X

  • 27 Август
  • 2024 года
  • № 92
  • 5591

«Из-под стражи освободить…»

В первые месяцы войны Сталину докладывали о масштабах потерь. Генеральный штаб и Главное управление кадров готовили соответствующие сводки. В них отражалось число погибших, раненых, больных, пропавших без вести. Было подсчитано, сколько потеряно лошадей, танков, самолетов, орудий и минометов. Но вот, сколько бойцов и командиров попало в плен, в этих документах не говорилось. Без всяких пояснений военнопленные оставались в списках без вести пропавших.

РАПОРТ 1945 ГОДА

Помимо партийно-государственной установки, запрещающей плен как недопустимый для советского военнослужащего поступок, у Сталина к этому примешивалось подозрение в измене, предательстве, пособничестве врагу. Попытки скрыть даже кратковременное пребывание в плену нередко заканчивались трагически.

«… Докладываю, что Колмаков Максим Андреевич, 1907 года рождения, уроженец с. Усть-Ница Слободо-Туринскогорайона Свердловской области, демобилизованный из армии по инвалидности в июне 1944 года, работающий в Тюмени на автобазе Союззаготтранса диспетчером, скрывает о своем нахождении в немецком плену. Оперуполномоченный УМГБ по Тюменской области лейтенант Трошев».
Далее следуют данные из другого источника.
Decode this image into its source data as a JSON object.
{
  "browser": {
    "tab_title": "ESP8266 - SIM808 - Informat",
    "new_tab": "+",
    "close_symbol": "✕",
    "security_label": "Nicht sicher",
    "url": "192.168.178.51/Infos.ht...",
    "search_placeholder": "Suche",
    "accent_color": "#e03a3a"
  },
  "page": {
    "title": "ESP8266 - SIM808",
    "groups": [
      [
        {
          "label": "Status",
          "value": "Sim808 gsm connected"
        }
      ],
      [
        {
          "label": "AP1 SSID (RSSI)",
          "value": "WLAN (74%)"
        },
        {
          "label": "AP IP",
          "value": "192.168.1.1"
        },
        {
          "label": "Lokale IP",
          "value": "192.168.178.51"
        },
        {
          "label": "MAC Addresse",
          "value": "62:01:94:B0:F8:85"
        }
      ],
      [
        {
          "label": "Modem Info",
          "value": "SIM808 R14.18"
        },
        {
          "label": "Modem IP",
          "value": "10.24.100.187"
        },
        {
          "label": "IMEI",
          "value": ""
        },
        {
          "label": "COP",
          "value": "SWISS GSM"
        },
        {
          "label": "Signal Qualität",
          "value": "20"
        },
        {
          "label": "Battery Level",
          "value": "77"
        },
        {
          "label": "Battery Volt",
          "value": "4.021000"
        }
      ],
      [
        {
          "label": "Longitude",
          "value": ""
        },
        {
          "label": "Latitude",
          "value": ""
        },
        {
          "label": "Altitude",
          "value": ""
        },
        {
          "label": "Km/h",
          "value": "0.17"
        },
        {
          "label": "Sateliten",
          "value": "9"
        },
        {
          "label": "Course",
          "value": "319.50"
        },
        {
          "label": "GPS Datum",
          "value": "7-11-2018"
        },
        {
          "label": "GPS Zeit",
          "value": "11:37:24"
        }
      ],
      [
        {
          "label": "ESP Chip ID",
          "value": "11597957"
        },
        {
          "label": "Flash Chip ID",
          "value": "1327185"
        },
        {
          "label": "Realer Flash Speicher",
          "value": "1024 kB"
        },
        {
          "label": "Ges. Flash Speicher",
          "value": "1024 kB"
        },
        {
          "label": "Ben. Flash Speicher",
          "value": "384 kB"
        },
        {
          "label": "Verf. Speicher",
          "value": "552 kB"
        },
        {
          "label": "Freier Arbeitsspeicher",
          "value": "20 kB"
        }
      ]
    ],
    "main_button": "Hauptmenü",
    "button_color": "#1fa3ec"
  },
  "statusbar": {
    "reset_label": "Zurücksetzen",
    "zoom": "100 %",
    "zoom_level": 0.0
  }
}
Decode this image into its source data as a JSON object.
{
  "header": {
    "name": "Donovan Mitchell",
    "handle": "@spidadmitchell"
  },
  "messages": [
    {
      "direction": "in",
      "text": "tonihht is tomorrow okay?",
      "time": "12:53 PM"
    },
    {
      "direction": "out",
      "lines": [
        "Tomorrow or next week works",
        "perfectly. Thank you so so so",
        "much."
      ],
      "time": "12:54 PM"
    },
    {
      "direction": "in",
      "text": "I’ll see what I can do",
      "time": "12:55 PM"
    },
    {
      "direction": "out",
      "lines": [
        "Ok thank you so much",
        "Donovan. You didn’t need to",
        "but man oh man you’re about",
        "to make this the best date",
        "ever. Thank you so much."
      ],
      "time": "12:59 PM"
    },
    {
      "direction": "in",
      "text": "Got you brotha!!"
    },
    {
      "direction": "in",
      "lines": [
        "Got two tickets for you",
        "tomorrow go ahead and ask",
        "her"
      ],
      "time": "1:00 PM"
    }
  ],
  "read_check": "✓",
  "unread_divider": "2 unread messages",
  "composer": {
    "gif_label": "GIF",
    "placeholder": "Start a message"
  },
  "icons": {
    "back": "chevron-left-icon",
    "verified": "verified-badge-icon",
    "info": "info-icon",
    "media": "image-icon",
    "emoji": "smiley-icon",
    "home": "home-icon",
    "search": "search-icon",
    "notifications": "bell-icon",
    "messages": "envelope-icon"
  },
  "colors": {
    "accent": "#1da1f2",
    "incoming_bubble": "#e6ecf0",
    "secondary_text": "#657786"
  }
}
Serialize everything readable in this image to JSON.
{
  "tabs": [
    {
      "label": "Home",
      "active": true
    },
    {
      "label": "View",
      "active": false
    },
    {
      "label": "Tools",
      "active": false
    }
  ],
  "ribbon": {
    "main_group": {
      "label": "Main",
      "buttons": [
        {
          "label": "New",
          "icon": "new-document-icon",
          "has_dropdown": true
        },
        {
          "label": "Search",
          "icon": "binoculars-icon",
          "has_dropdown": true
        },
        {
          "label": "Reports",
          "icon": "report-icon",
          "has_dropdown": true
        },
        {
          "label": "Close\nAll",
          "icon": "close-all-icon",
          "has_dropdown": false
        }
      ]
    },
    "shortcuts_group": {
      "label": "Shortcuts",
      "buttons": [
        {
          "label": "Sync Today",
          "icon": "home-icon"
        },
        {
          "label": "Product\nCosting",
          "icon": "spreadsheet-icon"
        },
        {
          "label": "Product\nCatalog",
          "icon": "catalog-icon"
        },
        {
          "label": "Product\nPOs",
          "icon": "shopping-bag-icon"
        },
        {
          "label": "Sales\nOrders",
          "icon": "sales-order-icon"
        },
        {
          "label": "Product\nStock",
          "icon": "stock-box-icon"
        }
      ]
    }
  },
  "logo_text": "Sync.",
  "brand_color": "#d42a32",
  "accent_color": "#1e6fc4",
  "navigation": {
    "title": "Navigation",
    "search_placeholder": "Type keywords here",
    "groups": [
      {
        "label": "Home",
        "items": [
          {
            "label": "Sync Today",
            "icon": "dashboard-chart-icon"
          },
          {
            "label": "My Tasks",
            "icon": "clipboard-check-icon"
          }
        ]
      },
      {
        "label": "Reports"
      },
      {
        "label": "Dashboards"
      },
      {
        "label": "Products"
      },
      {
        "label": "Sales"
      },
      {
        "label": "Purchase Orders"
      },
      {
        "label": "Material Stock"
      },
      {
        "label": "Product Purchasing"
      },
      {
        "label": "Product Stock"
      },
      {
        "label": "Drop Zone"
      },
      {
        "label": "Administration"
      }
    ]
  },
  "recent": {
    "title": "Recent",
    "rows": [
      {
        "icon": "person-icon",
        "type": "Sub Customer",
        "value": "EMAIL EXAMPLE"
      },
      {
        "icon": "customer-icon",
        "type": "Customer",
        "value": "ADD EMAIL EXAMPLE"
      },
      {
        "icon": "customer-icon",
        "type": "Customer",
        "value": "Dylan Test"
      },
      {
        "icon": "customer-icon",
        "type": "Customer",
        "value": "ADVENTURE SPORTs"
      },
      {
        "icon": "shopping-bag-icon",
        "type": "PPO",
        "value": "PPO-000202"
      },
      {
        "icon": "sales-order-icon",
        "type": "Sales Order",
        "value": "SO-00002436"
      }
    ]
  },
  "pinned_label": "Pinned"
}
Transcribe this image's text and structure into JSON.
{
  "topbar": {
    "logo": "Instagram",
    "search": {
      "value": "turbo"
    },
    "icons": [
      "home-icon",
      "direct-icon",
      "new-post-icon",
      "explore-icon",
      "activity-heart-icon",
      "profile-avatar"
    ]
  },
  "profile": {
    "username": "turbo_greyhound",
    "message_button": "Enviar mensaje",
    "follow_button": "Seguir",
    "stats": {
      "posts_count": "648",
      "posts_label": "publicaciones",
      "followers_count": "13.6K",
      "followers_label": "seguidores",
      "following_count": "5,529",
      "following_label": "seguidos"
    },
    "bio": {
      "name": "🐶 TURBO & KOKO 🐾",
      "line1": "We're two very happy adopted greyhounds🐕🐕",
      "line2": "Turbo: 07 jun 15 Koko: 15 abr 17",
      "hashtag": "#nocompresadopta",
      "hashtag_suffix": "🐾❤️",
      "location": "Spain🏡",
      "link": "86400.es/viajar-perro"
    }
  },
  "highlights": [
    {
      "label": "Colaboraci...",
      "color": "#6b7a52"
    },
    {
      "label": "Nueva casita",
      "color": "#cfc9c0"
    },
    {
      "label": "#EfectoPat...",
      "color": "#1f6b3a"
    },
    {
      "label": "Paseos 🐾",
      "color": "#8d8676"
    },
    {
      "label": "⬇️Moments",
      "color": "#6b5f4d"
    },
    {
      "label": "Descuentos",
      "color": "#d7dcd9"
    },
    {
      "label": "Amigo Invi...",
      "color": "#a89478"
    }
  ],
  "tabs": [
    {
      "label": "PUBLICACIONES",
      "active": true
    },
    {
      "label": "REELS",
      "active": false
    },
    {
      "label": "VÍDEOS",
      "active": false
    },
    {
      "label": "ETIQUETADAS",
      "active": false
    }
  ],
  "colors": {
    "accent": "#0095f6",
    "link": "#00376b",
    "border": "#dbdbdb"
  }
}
Резолюция на рапорте: «Есть основания полагать, что Колмаков был завербован немцами и переброшен через линию фронта. Необходимо организовать его проверку. Начальник отдела УМГБ по Тюменской области подполковник Уралов».

Запросили характеристику Колмакова по месту его жительства в Тюмени: «… Проживает вместе с женой по улице Мурманской, 13. В 1940 году призван на переподготовку в военных лагерях. Служил младшим командиром. На фронте ранен в ногу, которую ампутировали. Помогал жене, часто высылал деньги на воспитание дочери. По дому характеризуется положительно… Посещение его посторонними людьми не установлено.»

В списках разыскиваемой МГБ агентуры немецко-фашистских разведывательных органов Колмаков не значился. Его биографические данные и социальное происхождение из крестьян-бедняков подтвердились. В своем объяснении он указал: «… В составе саперного батальона, сформированного в Ишиме для 128-й стрелковой дивизии, я вступил в бой с немецкими войсками 22 июня 1941 года в местечке Альбитас около города Волковишки в Литве и отходил с боями до города Старая Русса. Тогда я заменил погибшего командира роты, но 13 сентября 1941 года при прорыве из окружения нас, оставшихся в живых восемь человек, двое из которых были ранены, немцы захватили в плен».

Как сейчас известно, в плен попадали не только рядовые бойцы и младшие командиры 128-й стрелковой дивизии.

Из протокола допроса генерал-майора Зотова Александра Семеновича от 29 июля 1945 года: «К началу Отечественной войны я командовал 128-й стрелковой дивизией 11-й армии Прибалтийского особого военного округа. После неудавшихся попыток пробиться в расположение полков своей дивизии я с группой штабных командиров направился в юго-восточном направлении, имея в виду перейти Неман и впоследствии соединиться с основными силами советских войск. Со мной оказались: комиссар дивизии — полковой комиссар Бердников, начальник артиллерии дивизии полковник Минин, начальник штаба штабной батареи мл. лейтенант Ольшанский, командир батальона связи дивизии капитан Лелюхин и еще несколько человек.

29 июля мы подошли к шоссе Минск — Радошковичи и в течение двух суток пытались пресечь его, но нам это не удавалось, так как по шоссе непрерывно двигались немецкие части. Когда мы все-таки приблизились к шоссе, то были обнаружены немецким конным разъездом. Не имея возможности укрыться и учитывая бесцельность сопротивления, я и мои спутники сдались в плен».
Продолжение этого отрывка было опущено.